Ukrainian gymnast (born 1971)

Rustam Khalimdzhanovych Sharipov (born 2 June 1971) is a Ukrainian gymnast and Olympic champion. He won a gold medal at the 1996 Summer Olympics in Atlanta, representing Ukraine, and also a gold medal for the Unified Team at the 1992 Summer Olympics in Barcelona.

==Early life==
Rustam was born on 2 June 1971 in Dushanbe, then a part of the Tajik Soviet Socialist Republic, to a Ukrainian mother and a Tajik father. He began gymnastics at age 6. Sharipov moved with his family to the Ukrainian Soviet Socialist Republic when he was 15. Training in Kyiv, Sharipov ultimately made the Soviet Union men's national artistic gymnastics team and travelled frequently to Moscow for training.

==Coaching career==
He became an assistant coach for the Men's Gymnastics team at the University of Oklahoma. In May 2011, he accepted the head coach position at Ohio State University.

==Awards and honors==
He was inducted to the International Gymnastics Hall of Fame as part of the class of 2024 alongside Carly Patterson, Julianne McNamara, and Josef Stalder.

==Personal life==
Sharipov married Tatiana Priatseva, with whom he had two children.
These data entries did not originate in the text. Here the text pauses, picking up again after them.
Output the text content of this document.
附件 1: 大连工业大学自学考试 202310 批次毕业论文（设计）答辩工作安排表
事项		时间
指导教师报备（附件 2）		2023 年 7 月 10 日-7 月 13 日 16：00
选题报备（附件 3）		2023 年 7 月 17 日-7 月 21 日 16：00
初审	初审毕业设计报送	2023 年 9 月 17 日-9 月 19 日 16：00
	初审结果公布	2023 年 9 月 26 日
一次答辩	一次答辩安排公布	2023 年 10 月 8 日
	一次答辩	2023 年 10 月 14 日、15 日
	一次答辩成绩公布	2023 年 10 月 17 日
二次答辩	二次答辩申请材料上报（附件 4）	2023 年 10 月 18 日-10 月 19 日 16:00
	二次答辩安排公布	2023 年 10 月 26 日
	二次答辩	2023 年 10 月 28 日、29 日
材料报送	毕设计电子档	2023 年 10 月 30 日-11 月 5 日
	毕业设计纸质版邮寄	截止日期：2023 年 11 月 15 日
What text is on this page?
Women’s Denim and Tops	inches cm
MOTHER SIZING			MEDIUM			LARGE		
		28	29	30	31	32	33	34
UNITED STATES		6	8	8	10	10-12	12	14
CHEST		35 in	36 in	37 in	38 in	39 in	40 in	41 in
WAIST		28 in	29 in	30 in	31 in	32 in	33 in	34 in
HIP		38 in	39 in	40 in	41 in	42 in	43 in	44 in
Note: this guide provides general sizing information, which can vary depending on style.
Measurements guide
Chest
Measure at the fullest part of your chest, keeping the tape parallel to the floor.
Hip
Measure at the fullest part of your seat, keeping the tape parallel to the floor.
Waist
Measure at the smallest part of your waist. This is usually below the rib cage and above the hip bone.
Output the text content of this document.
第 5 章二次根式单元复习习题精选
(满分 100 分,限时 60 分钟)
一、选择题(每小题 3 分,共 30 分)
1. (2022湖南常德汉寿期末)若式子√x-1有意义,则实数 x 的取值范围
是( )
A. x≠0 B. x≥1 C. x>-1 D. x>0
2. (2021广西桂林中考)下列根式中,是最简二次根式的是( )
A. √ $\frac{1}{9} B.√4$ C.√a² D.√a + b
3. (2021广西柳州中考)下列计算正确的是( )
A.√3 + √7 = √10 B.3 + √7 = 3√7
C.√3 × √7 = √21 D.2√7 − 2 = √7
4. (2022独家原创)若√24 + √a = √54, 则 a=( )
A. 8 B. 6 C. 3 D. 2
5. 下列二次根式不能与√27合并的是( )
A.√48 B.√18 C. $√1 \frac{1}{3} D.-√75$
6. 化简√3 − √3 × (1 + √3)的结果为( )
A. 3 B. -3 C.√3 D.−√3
The family briefly moved to Australia in 1997, but returned to Ukraine within a year. The couple later divorced. Sharipov met Amber Adams while coaching at Bart Connor Gymnastics Academy, and they were married in 2002. The couple had a child in 2003 and Sharipov became a member of The Church of Jesus Christ of Latter-day Saints that same year.